I'm mostly afraid of losing my eyesight in case I won't be able to stitch any more!
That's all I can think of, so the last 3 will be random fears:
8. Black Cats
I think is something from the 1700s or so when people were afraid of witches and their familiars, which were commonly black cats. But I ask you, how can you be afraid of this face?
9. Triskaidekaphobia (#13)
Fear of the number 13 apparently arises from the 13th person at the table at The Last Supper. The 13th person was Judas, the betrayer of Jesus Christ. There is some talk that the Last Supper took place on a Friday and that's what arose the fear or superstition around Friday the 13th. However, this is a fairly recent conjunction according to Wikipedia.
10. Fear of heights (acrophobia)
DH has this to some extent, although I don't know if it's a fear or some sort of inner ear imbalance. He tends to get really dizzy, even if he's in a place with no windows and it's difficult to tell how high up we are.
I don't think he'd ever want to visit the CN Tower and walk on the glass walk with me.

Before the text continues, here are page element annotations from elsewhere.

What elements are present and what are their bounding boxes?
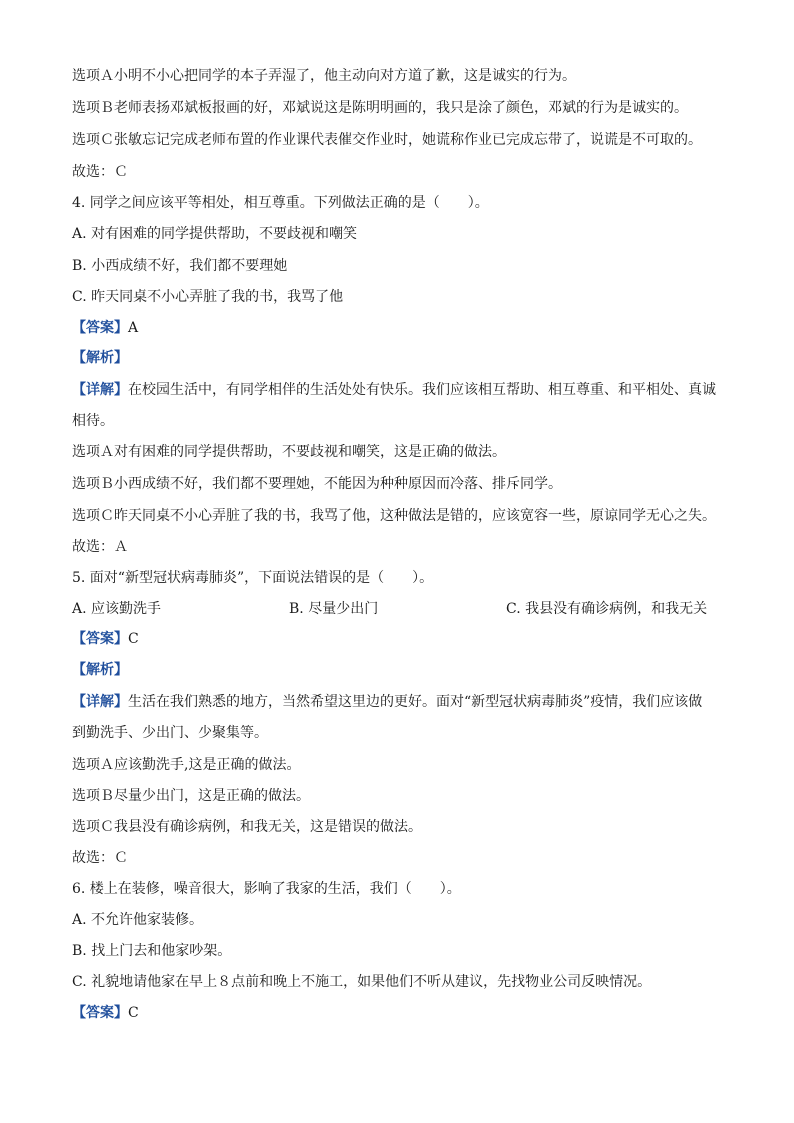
q5-option-b: B. 尽量少出门 xyxy=(289,601,379,617)
answer-tag: 答案 xyxy=(86,320,114,336)
q4-explain-a: 选项Ａ对有困难的同学提供帮助，不要歧视和嘲笑，这是正确的做法。 xyxy=(72,444,506,460)
answer-tag: 答案 xyxy=(86,631,114,647)
q5-explain-a: 选项Ａ应该勤洗手,这是正确的做法。 xyxy=(72,757,301,773)
q5-answer: 【答案】C xyxy=(72,631,139,647)
q5-explain-b: 选项Ｂ尽量少出门，这是正确的做法。 xyxy=(72,788,310,804)
answer-value: A xyxy=(128,320,139,336)
q6-option-c: C. 礼貌地请他家在早上８点前和晚上不施工，如果他们不听从建议，先找物业公司反映情况。 xyxy=(72,974,652,990)
q4-option-c: C. 昨天同桌不小心弄脏了我的书，我骂了他 xyxy=(72,289,344,305)
q3-option-c-explanation: 选项Ｃ张敏忘记完成老师布置的作业课代表催交作业时，她谎称作业已完成忘带了，说谎是不可取的。 xyxy=(72,132,702,148)
analysis-tag: 解析 xyxy=(86,350,114,366)
answer-value: C xyxy=(128,1005,139,1021)
q4-answer: 【答案】A xyxy=(72,320,139,336)
q4-explain-b: 选项Ｂ小西成绩不好，我们都不要理她，不能因为种种原因而冷落、排斥同学。 xyxy=(72,476,562,492)
q6-question: 6. 楼上在装修，噪音很大，影响了我家的生活，我们（ ）。 xyxy=(72,881,461,897)
q3-option-b-explanation: 选项Ｂ老师表扬邓斌板报画的好，邓斌说这是陈明明画的，我只是涂了颜色，邓斌的行为是诚实的。 xyxy=(72,100,688,116)
detail-text: 在校园生活中，有同学相伴的生活处处有快乐。我们应该相互帮助、相互尊重、和平相处、真诚 xyxy=(128,382,716,398)
q4-question: 4. 同学之间应该平等相处，相互尊重。下列做法正确的是（ ）。 xyxy=(72,195,489,211)
detail-tag: 详解 xyxy=(86,382,114,398)
q3-conclusion: 故选：Ｃ xyxy=(72,164,128,180)
q4-option-b: B. 小西成绩不好，我们都不要理她 xyxy=(72,258,288,274)
analysis-tag: 解析 xyxy=(86,662,114,678)
q6-option-b: B. 找上门去和他家吵架。 xyxy=(72,943,232,959)
answer-tag: 答案 xyxy=(86,1005,114,1021)
q5-question: 5. 面对“新型冠状病毒肺炎”，下面说法错误的是（ ）。 xyxy=(72,570,434,586)
q5-explain-c: 选项Ｃ我县没有确诊病例，和我无关，这是错误的做法。 xyxy=(72,819,422,835)
detail-text: 生活在我们熟悉的地方，当然希望这里边的更好。面对“新型冠状病毒肺炎”疫情，我们应该做 xyxy=(128,694,703,710)
q4-option-a: A. 对有困难的同学提供帮助，不要歧视和嘲笑 xyxy=(72,226,358,242)
q5-conclusion: 故选：Ｃ xyxy=(72,850,128,866)
q3-option-a-explanation: 选项Ａ小明不小心把同学的本子弄湿了，他主动向对方道了歉，这是诚实的行为。 xyxy=(72,68,576,84)
q4-explain-c: 选项Ｃ昨天同桌不小心弄脏了我的书，我骂了他，这种做法是错的，应该宽容一些，原谅同学无心之失。 xyxy=(72,508,716,524)
q5-option-c: C. 我县没有确诊病例，和我无关 xyxy=(506,601,708,617)
q6-answer: 【答案】C xyxy=(72,1005,139,1021)
q6-option-a: A. 不允许他家装修。 xyxy=(72,912,204,928)
q4-detail: 【详解】在校园生活中，有同学相伴的生活处处有快乐。我们应该相互帮助、相互尊重、和平相处、真诚 xyxy=(72,382,716,398)
answer-value: C xyxy=(128,631,139,647)
q4-analysis-heading: 【解析】 xyxy=(72,350,128,366)
detail-tag: 详解 xyxy=(86,694,114,710)
q5-analysis-heading: 【解析】 xyxy=(72,662,128,678)
q4-detail-continued: 相待。 xyxy=(72,413,114,429)
q5-option-a: A. 应该勤洗手 xyxy=(72,601,162,617)
q5-detail-continued: 到勤洗手、少出门、少聚集等。 xyxy=(72,725,268,741)
q5-detail: 【详解】生活在我们熟悉的地方，当然希望这里边的更好。面对“新型冠状病毒肺炎”疫情，我们应该做 xyxy=(72,694,703,710)
q4-conclusion: 故选：Ａ xyxy=(72,539,128,555)
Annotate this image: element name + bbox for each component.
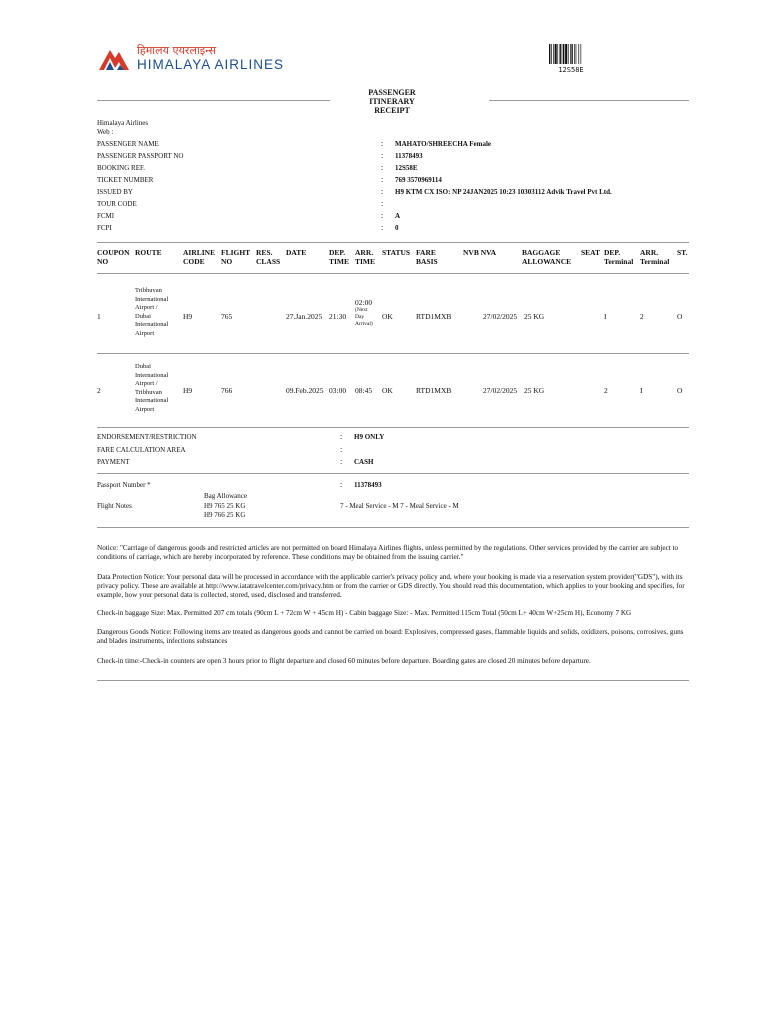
doc-title-line1: PASSENGER	[368, 88, 416, 97]
info-value: 0	[395, 224, 399, 232]
info-label: BOOKING REF.	[97, 164, 146, 172]
coupon-number: 2	[97, 386, 101, 395]
col-header-status: STATUS	[382, 248, 411, 257]
info-value: 769 3570969114	[395, 176, 442, 184]
col-header-airline: AIRLINE CODE	[183, 248, 216, 266]
airline-logo	[97, 40, 307, 74]
info-colon: :	[381, 139, 384, 148]
col-header-fare: FARE BASIS	[416, 248, 438, 266]
header-line1: Himalaya Airlines	[97, 119, 149, 127]
title-rule-right	[489, 100, 689, 101]
col-header-seat: SEAT	[581, 248, 601, 257]
fare-basis: RTD1MXB	[416, 386, 452, 395]
col-header-st: ST.	[677, 248, 688, 257]
info-colon: :	[381, 223, 384, 232]
info-colon: :	[381, 175, 384, 184]
col-header-baggage: BAGGAGE ALLOWANCE	[522, 248, 572, 266]
arr-terminal: 2	[640, 312, 644, 321]
col-header-route: ROUTE	[135, 248, 162, 257]
notice-dangerous-goods: Dangerous Goods Notice: Following items are treated as dangerous goods and cannot be carried on board: Explosives, compressed gases, flammable liquids and solids, oxidizers, poisons, corrosives, guns and blades instruments, infections substances	[97, 628, 684, 645]
dep-time: 21:30	[329, 312, 347, 321]
passport-number-label: Passport Number *	[97, 481, 151, 489]
flight-number: 765	[221, 312, 233, 321]
route: Tribhuvan International Airport / Dubai International Airport	[135, 287, 169, 337]
header-line2: Web :	[97, 128, 114, 136]
nvb-nva: 27/02/2025	[483, 386, 518, 395]
info-value: A	[395, 212, 401, 220]
arr-terminal: I	[640, 386, 643, 395]
info-label: TOUR CODE	[97, 200, 137, 208]
bottom-rule	[97, 680, 689, 681]
dep-terminal: 2	[604, 386, 608, 395]
bag-line-2: H9 766 25 KG	[204, 511, 246, 519]
mountain-logo-icon	[97, 42, 131, 72]
info-value: H9 KTM CX ISO: NP 24JAN2025 10:23 10303112 Advik Travel Pvt Ltd.	[395, 188, 612, 196]
bag-line-1: H9 765 25 KG	[204, 502, 246, 510]
endorsement-colon: :	[340, 432, 343, 441]
dep-time: 03:00	[329, 386, 347, 395]
col-header-coupon: COUPON NO	[97, 248, 130, 266]
meal-service: 7 - Meal Service - M 7 - Meal Service - M	[340, 502, 459, 510]
notice-check-in-time: Check-in time:-Check-in counters are open 3 hours prior to flight departure and closed 60 minutes before departure. Boarding gates are closed 20 minutes before departure.	[97, 657, 591, 665]
info-label: FCPI	[97, 224, 112, 232]
info-value: MAHATO/SHREECHA Female	[395, 140, 491, 148]
col-header-dep-terminal: DEP. Terminal	[604, 248, 634, 266]
info-colon: :	[381, 211, 384, 220]
info-label: TICKET NUMBER	[97, 176, 154, 184]
info-value: 12S58E	[395, 164, 418, 172]
endorsement-label: PAYMENT	[97, 458, 130, 466]
baggage-allowance: 25 KG	[524, 386, 545, 395]
brand-name-native: हिमालय एयरलाइन्स	[137, 44, 217, 57]
endorsement-colon: :	[340, 444, 343, 454]
dep-terminal: I	[604, 312, 607, 321]
notice-baggage-size: Check-in baggage Size: Max. Permitted 207 cm totals (90cm L + 72cm W + 45cm H) - Cabin baggage Size: - Max. Permitted 115cm Total (50cm L+ 40cm W+25cm H), Economy 7 KG	[97, 609, 632, 617]
brand-name: HIMALAYA AIRLINES	[137, 57, 285, 72]
endorsement-label: FARE CALCULATION AREA	[97, 445, 186, 454]
arr-time: 02:00	[355, 298, 373, 307]
status: OK	[382, 312, 393, 321]
info-label: FCMI	[97, 212, 115, 220]
col-header-arr-terminal: ARR. Terminal	[640, 248, 670, 266]
row-status: O	[677, 386, 683, 395]
info-label: PASSENGER PASSPORT NO	[97, 152, 184, 160]
endorsement-colon: :	[340, 457, 343, 466]
notice-data-protection: Data Protection Notice: Your personal data will be processed in accordance with the applicable carrier's privacy policy and, where your booking is made via a reservation system provider("GDS"), with its privacy policy. These are available at http://www.iatatravelcenter.com/privacy.htm or from the carrier or GDS directly. You should read this documentation, which applies to your booking and specifies, for example, how your personal data is collected, stored, used, disclosed and transferred.	[97, 573, 685, 599]
arr-note: (Next Day Arrival)	[355, 307, 373, 327]
flight-date: 09.Feb.2025	[286, 386, 324, 395]
endorsement-value: CASH	[354, 458, 374, 466]
flight-notes-rule	[97, 527, 689, 528]
doc-title-line3: RECEIPT	[374, 106, 410, 115]
info-label: ISSUED BY	[97, 188, 133, 196]
table-bottom-rule	[97, 427, 689, 428]
fare-basis: RTD1MXB	[416, 312, 452, 321]
airline-code: H9	[183, 386, 193, 395]
doc-title	[340, 88, 444, 115]
doc-title-line2: ITINERARY	[369, 97, 415, 106]
arr-time: 08:45	[355, 386, 373, 395]
row-sep-rule	[97, 353, 689, 354]
info-colon: :	[381, 199, 384, 208]
info-colon: :	[381, 187, 384, 196]
row-status: O	[677, 312, 683, 321]
col-header-arr: ARR. TIME	[355, 248, 376, 266]
col-header-dep: DEP. TIME	[329, 248, 350, 266]
bag-allowance-title: Bag Allowance	[204, 492, 247, 500]
coupon-number: 1	[97, 312, 101, 321]
passport-number-value: 11378493	[354, 481, 382, 489]
flight-notes-label: Flight Notes	[97, 502, 132, 510]
route: Dubai International Airport / Tribhuvan International Airport	[135, 363, 169, 413]
flight-date: 27.Jan.2025	[286, 312, 323, 321]
flight-number: 766	[221, 386, 233, 395]
col-header-flight: FLIGHT NO	[221, 248, 251, 266]
info-label: PASSENGER NAME	[97, 140, 159, 148]
airline-code: H9	[183, 312, 193, 321]
endorsement-label: ENDORSEMENT/RESTRICTION	[97, 433, 197, 441]
passport-colon: :	[340, 480, 343, 489]
table-header-rule	[97, 273, 689, 274]
col-header-date: DATE	[286, 248, 307, 257]
table-top-rule	[97, 242, 689, 243]
endorsement-value: H9 ONLY	[354, 433, 385, 441]
col-header-res: RES. CLASS	[256, 248, 281, 266]
info-colon: :	[381, 163, 384, 172]
barcode	[549, 44, 593, 64]
notice-dangerous-carriage: Notice: "Carriage of dangerous goods and restricted articles are not permitted on board Himalaya Airlines flights, unless permitted by the regulations. Other services provided by the carrier are subject to conditions of carriage, which are hereby incorporated by reference. These conditions may be obtained from the issuing carrier."	[97, 544, 679, 561]
barcode-text: 12S58E	[558, 66, 584, 74]
col-header-nvb: NVB NVA	[463, 248, 496, 257]
status: OK	[382, 386, 393, 395]
info-colon: :	[381, 151, 384, 160]
title-rule-left	[97, 100, 330, 101]
endorsement-rule	[97, 473, 689, 474]
nvb-nva: 27/02/2025	[483, 312, 518, 321]
info-value: 11378493	[395, 152, 423, 160]
baggage-allowance: 25 KG	[524, 312, 545, 321]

A fear of heights was often though to come from a conditioning experience, like a fall as a child, etc., but recent thought leans toward an evolved adaptation because falls can cause serious damage. Who knows, but it's a very common phenomenon and varies widely in how it affects people. Women tend to be more affected than men, but 2-5% of the populations suffers from some fear of heights.
That's it for my list and I hope you enjoyed it!